Even though most American CPAs do not prepare or audit IFRS financial statements, many have begun learning the international standards, according to an AICPA survey.


Two years ago nearly a third of AICPA members reported no familiarity with IFRS. But this year’s results show that number has been cut in half, to just over 15%. The latest survey, conducted April 20 to May 7, found that nearly half (47%) of CPAs already have basic knowledge of IFRS, a clear advancement from the 39% who had basic knowledge in October 2008.


Nearly one in four CPAs (24%) say they expect to need “advanced” knowledge of IFRS in coming years, compared with 5% who say they already have advanced knowledge. Seven percent expect to need expert knowledge in the future, compared with only 1% who have expert knowledge today.


More than half (60%) say the SEC should ultimately require adoption of IFRS for U.S. public companies, but most believe more convergence of U.S. GAAP with IFRS is needed first. Another 18% said IFRS should not be mandated, but should be available as an option for use by U.S. issuers. Only 6% said IFRS should not be mandated or allowed for U.S. issuers. And 16% were unsure.


For more on the survey, go to tinyurl.com/2a854lz.

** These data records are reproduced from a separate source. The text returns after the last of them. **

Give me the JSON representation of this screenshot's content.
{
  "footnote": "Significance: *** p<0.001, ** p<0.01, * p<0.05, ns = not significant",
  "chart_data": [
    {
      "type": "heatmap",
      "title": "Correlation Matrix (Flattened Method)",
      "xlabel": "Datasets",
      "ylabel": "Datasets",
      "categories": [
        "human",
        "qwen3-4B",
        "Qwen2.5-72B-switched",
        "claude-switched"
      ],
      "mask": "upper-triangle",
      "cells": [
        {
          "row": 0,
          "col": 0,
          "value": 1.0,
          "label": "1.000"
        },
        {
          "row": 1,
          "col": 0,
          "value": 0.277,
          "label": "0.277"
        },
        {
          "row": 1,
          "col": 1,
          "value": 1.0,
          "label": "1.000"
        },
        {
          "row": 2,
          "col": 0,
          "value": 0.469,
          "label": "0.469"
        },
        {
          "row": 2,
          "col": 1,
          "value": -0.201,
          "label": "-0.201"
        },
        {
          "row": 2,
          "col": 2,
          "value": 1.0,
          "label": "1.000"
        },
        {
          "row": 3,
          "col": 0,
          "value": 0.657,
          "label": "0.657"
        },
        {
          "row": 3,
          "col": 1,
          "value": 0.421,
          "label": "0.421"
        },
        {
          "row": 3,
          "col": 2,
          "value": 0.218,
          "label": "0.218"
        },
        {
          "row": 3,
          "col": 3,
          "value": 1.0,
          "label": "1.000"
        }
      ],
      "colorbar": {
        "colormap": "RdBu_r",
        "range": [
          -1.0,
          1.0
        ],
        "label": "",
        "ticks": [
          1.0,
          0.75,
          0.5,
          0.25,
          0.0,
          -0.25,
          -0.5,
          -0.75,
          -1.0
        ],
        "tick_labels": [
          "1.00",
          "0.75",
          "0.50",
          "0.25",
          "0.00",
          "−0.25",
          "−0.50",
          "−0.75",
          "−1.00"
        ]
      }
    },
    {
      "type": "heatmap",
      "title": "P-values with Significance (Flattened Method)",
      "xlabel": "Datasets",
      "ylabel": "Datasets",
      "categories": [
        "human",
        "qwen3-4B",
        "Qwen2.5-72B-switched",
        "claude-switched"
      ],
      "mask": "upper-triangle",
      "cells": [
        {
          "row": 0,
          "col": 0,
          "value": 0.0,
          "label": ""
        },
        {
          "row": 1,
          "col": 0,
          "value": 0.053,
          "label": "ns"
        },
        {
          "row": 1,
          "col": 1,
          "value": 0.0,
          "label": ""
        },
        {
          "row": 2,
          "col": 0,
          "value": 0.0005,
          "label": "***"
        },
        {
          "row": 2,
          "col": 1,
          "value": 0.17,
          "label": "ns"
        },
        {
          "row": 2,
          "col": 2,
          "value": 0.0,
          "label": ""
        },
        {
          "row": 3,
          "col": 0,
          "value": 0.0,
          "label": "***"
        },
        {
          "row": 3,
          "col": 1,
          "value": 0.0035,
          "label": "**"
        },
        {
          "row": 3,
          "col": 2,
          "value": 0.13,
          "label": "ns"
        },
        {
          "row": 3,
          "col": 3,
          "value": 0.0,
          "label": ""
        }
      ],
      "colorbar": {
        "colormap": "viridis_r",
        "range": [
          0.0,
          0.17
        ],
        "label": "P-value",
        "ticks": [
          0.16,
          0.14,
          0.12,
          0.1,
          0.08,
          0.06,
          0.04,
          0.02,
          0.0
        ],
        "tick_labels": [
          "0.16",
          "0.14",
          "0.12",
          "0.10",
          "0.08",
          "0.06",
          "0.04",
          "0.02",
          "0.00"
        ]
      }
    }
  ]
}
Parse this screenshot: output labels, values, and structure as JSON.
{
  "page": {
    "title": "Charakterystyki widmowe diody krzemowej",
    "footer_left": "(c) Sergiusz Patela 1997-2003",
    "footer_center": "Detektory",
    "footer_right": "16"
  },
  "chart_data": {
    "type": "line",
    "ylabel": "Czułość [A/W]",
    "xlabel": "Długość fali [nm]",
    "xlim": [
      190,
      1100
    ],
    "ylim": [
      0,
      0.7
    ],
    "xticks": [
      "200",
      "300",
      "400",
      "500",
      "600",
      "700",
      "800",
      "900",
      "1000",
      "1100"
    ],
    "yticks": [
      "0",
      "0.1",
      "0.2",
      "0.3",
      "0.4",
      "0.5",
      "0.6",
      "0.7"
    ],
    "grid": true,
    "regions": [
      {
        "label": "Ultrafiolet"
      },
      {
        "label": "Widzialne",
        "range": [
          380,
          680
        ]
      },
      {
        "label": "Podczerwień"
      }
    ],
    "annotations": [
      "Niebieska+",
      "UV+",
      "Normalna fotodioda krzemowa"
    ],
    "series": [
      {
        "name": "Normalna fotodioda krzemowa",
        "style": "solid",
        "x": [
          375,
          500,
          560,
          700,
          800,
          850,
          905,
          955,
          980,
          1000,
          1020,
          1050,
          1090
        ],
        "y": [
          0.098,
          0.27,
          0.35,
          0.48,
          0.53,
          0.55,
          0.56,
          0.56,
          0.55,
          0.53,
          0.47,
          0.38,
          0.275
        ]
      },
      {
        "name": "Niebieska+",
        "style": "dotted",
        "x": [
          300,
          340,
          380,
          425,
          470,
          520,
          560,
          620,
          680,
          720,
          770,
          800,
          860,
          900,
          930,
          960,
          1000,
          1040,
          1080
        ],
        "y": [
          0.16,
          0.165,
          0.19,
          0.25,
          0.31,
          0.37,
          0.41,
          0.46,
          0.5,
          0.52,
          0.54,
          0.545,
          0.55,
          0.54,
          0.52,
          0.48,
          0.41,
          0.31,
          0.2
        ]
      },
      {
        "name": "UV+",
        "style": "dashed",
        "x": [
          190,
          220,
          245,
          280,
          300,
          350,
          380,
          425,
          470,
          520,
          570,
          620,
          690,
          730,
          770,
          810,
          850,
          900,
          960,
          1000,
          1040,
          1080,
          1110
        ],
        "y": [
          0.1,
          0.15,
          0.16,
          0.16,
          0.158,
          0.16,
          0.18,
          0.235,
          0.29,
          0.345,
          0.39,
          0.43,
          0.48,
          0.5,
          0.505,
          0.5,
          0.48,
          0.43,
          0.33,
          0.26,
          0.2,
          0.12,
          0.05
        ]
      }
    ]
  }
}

A majority of respondents (53%) are aware that the International Accounting Standards Board (IASB) recently issued IFRS for Small and Medium-sized Entities (SMEs). However, 51% of CPAs in public practice are “unsure” about whether they would advise their clients to adopt IFRS for SMEs. A similar percentage (49%) of CPAs working for private companies indicated that they were unsure about adopting IFRS for SMEs.